黑色符文攒动着,最后居然有一柄由所有黑色物质凝聚而成的长剑出现,吸收了精灵母树能量凝聚而成的剑身上,此时因为执剑人的心魔,已经彻底变成邪物,聚集天地灵气后又沾染上恐怖的杀意。

他挥舞着那长剑,锋利的刀刃边缘居然划开空间一般让周围都出现了空气的扭动。

顾离厌眼眸冰冷,完全没有刚刚面对季辞时的温柔,他缓缓抬手上面出现一团炙热无比却又比深渊幽暗空洞的焰心。

长剑划破空气,刺向他的心脏。

顾离厌不躲也不避,眼神中没有丝毫退缩。

随着最后一道仿佛要将天光都吸收的龙焰落下,周围终于变得死寂。

漫天黑色暗金流光落下,终于撕扯开原本灰蒙蒙的天空,那闪动着的细色鎏金已经在诉说胜利属于哪一方。

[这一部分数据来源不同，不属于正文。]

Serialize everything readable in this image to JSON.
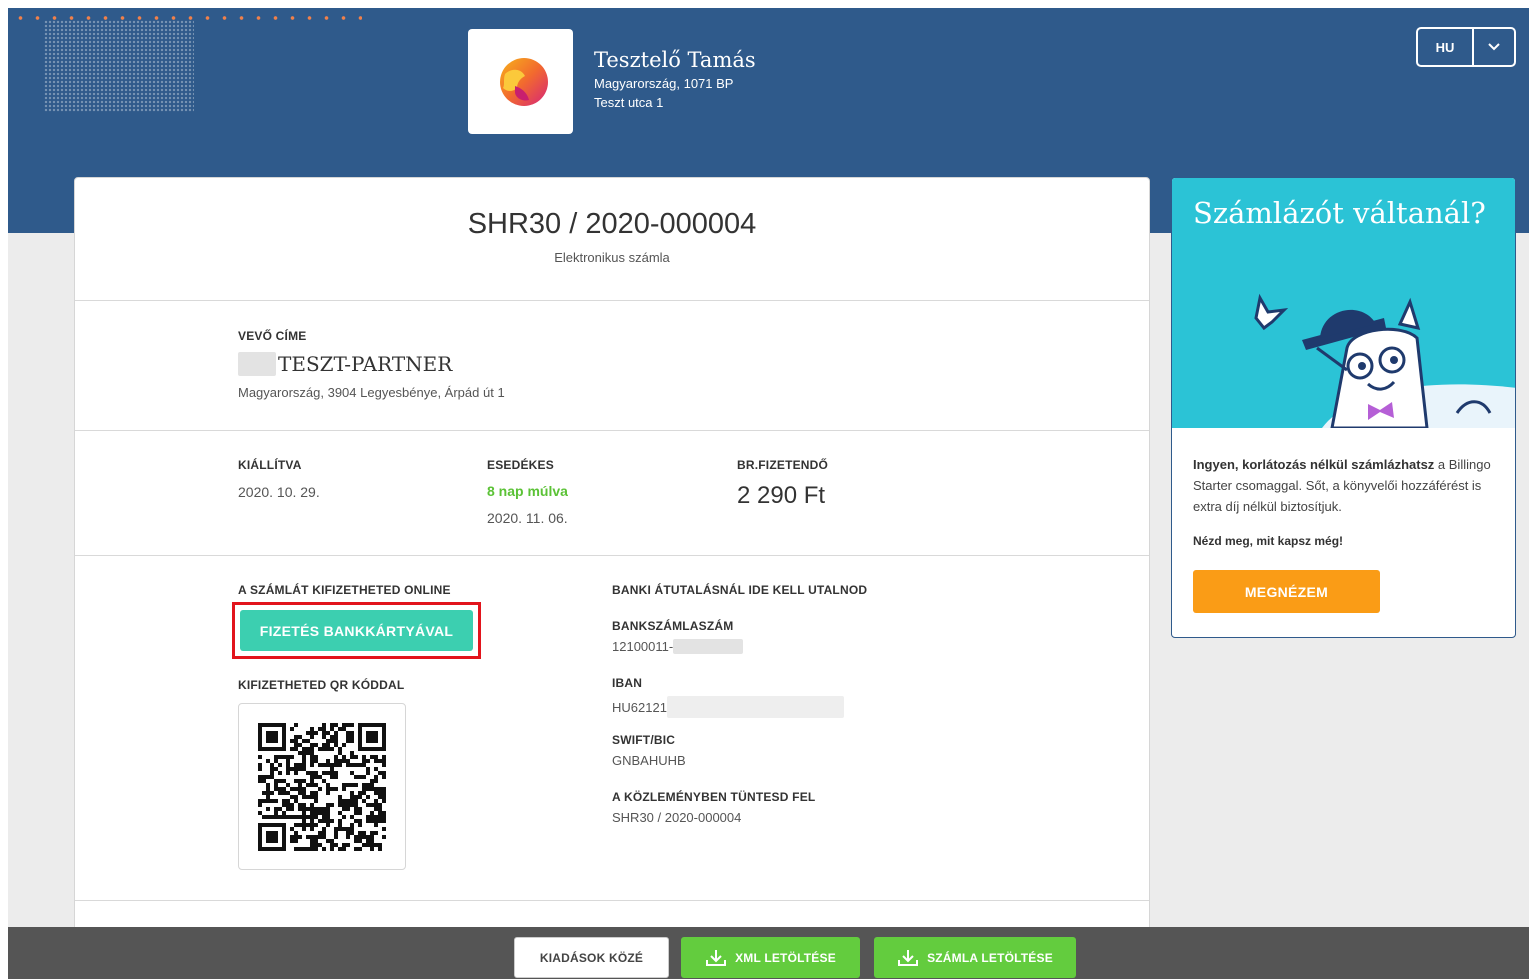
{
  "header": {
    "company_name": "Tesztelő Tamás",
    "address_line1": "Magyarország, 1071 BP",
    "address_line2": "Teszt utca 1",
    "language": "HU"
  },
  "invoice": {
    "number": "SHR30 / 2020-000004",
    "type": "Elektronikus számla"
  },
  "buyer": {
    "label": "VEVŐ CÍME",
    "name": "TESZT-PARTNER",
    "address": "Magyarország, 3904 Legyesbénye, Árpád út 1"
  },
  "dates": {
    "issued_label": "KIÁLLÍTVA",
    "issued_value": "2020. 10. 29.",
    "due_label": "ESEDÉKES",
    "due_relative": "8 nap múlva",
    "due_value": "2020. 11. 06.",
    "total_label": "BR.FIZETENDŐ",
    "total_value": "2 290 Ft"
  },
  "payment": {
    "online_label": "A SZÁMLÁT KIFIZETHETED ONLINE",
    "card_button": "FIZETÉS BANKKÁRTYÁVAL",
    "qr_label": "KIFIZETHETED QR KÓDDAL",
    "bank_transfer_label": "BANKI ÁTUTALÁSNÁL IDE KELL UTALNOD",
    "account_label": "BANKSZÁMLASZÁM",
    "account_value": "12100011-",
    "iban_label": "IBAN",
    "iban_value": "HU62121",
    "swift_label": "SWIFT/BIC",
    "swift_value": "GNBAHUHB",
    "reference_label": "A KÖZLEMÉNYBEN TÜNTESD FEL",
    "reference_value": "SHR30 / 2020-000004"
  },
  "promo": {
    "title": "Számlázót váltanál?",
    "text_bold": "Ingyen, korlátozás nélkül számlázhatsz",
    "text_rest": " a Billingo Starter csomaggal. Sőt, a könyvelői hozzáférést is extra díj nélkül biztosítjuk.",
    "cta_text": "Nézd meg, mit kapsz még!",
    "button": "MEGNÉZEM"
  },
  "footer": {
    "expenses_button": "KIADÁSOK KÖZÉ",
    "xml_button": "XML LETÖLTÉSE",
    "invoice_button": "SZÁMLA LETÖLTÉSE"
  },
  "colors": {
    "header_bg": "#2f5a8b",
    "pay_button": "#3ccfb0",
    "highlight_frame": "#e2141c",
    "due_green": "#5bc236",
    "promo_bg": "#2bc3d6",
    "promo_button": "#fa9c16",
    "footer_bg": "#555555",
    "download_button": "#63cc3e"
  },
  "icons": [
    "lion-logo-icon",
    "chevron-down-icon",
    "mascot-illustration",
    "download-icon",
    "qr-code-image"
  ]
}
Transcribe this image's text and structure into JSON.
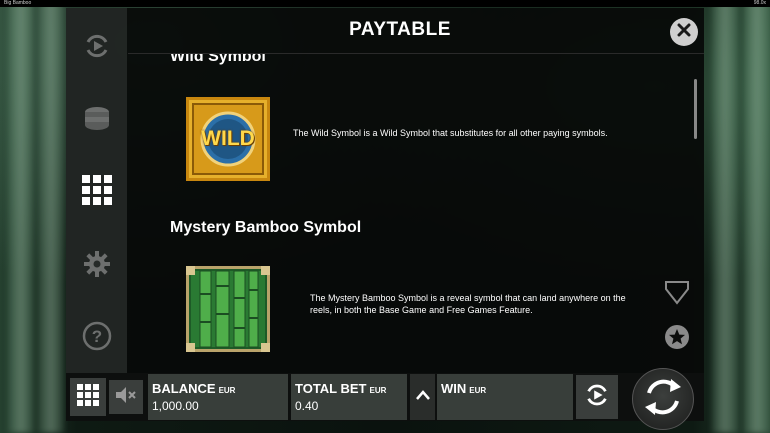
{
  "window": {
    "title": "Big Bamboo",
    "right_label": "98.0x"
  },
  "panel": {
    "title": "PAYTABLE"
  },
  "sidebar": {
    "items": [
      {
        "name": "autoplay",
        "icon": "autoplay-icon"
      },
      {
        "name": "bet",
        "icon": "coins-icon"
      },
      {
        "name": "paytable",
        "icon": "grid-icon",
        "active": true
      },
      {
        "name": "settings",
        "icon": "gear-icon"
      },
      {
        "name": "help",
        "icon": "help-icon"
      }
    ]
  },
  "content": {
    "sections": [
      {
        "heading": "Wild Symbol",
        "symbol_text": "WILD",
        "description": "The Wild Symbol is a Wild Symbol that substitutes for all other paying symbols."
      },
      {
        "heading": "Mystery Bamboo Symbol",
        "description": "The Mystery Bamboo Symbol is a reveal symbol that can land anywhere on the reels, in both the Base Game and Free Games Feature."
      }
    ]
  },
  "bottom": {
    "balance": {
      "label": "BALANCE",
      "currency": "EUR",
      "value": "1,000.00"
    },
    "total_bet": {
      "label": "TOTAL BET",
      "currency": "EUR",
      "value": "0.40"
    },
    "win": {
      "label": "WIN",
      "currency": "EUR",
      "value": ""
    }
  },
  "colors": {
    "accent_gold": "#d9a21c",
    "bamboo_green": "#2f8a3a",
    "panel_bg": "#080a09"
  }
}
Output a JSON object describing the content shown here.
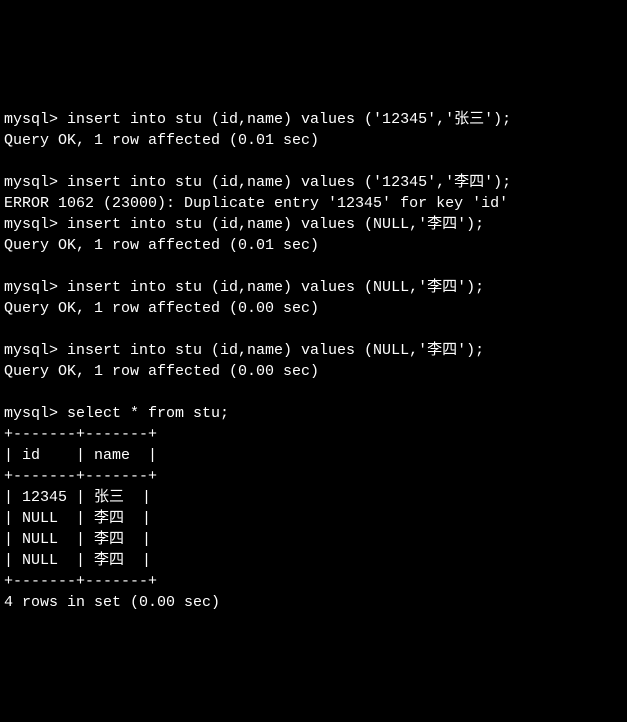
{
  "lines": {
    "l1": "mysql> insert into stu (id,name) values ('12345','张三');",
    "l2": "Query OK, 1 row affected (0.01 sec)",
    "l3": "",
    "l4": "mysql> insert into stu (id,name) values ('12345','李四');",
    "l5": "ERROR 1062 (23000): Duplicate entry '12345' for key 'id'",
    "l6": "mysql> insert into stu (id,name) values (NULL,'李四');",
    "l7": "Query OK, 1 row affected (0.01 sec)",
    "l8": "",
    "l9": "mysql> insert into stu (id,name) values (NULL,'李四');",
    "l10": "Query OK, 1 row affected (0.00 sec)",
    "l11": "",
    "l12": "mysql> insert into stu (id,name) values (NULL,'李四');",
    "l13": "Query OK, 1 row affected (0.00 sec)",
    "l14": "",
    "l15": "mysql> select * from stu;",
    "l16": "+-------+-------+",
    "l17": "| id    | name  |",
    "l18": "+-------+-------+",
    "l19": "| 12345 | 张三  |",
    "l20": "| NULL  | 李四  |",
    "l21": "| NULL  | 李四  |",
    "l22": "| NULL  | 李四  |",
    "l23": "+-------+-------+",
    "l24": "4 rows in set (0.00 sec)"
  },
  "chart_data": {
    "type": "table",
    "title": "select * from stu",
    "columns": [
      "id",
      "name"
    ],
    "rows": [
      [
        "12345",
        "张三"
      ],
      [
        "NULL",
        "李四"
      ],
      [
        "NULL",
        "李四"
      ],
      [
        "NULL",
        "李四"
      ]
    ],
    "row_count_message": "4 rows in set (0.00 sec)"
  }
}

季辞在系统的帮助下从大树上下来,先是在这场无声的光雨中朝着那个方向走去,最后他越来越快越来越快,从走变成了小跑,又变成了奔跑。

黑色的浓雾散去,顾离厌站着,垂眸充满寒意看着脚底下已经失去所有行动能力的精灵。

身后熟悉的气息快速靠近,顾离厌将龙翼缓缓收起,金眸中的杀意快速褪去,重新染上温柔的色泽,他这才转过身,正好精准无误接住了朝他扑过来的季辞,两个人用力到仿佛要将这个拥抱刻印在记忆最深处。

顾离厌抬手轻轻摸了摸季辞的头顶,声音柔和:“怎么自己跑过来了。”

男人身上热烈的脉搏,有力的心跳,都在证实着他没有受伤。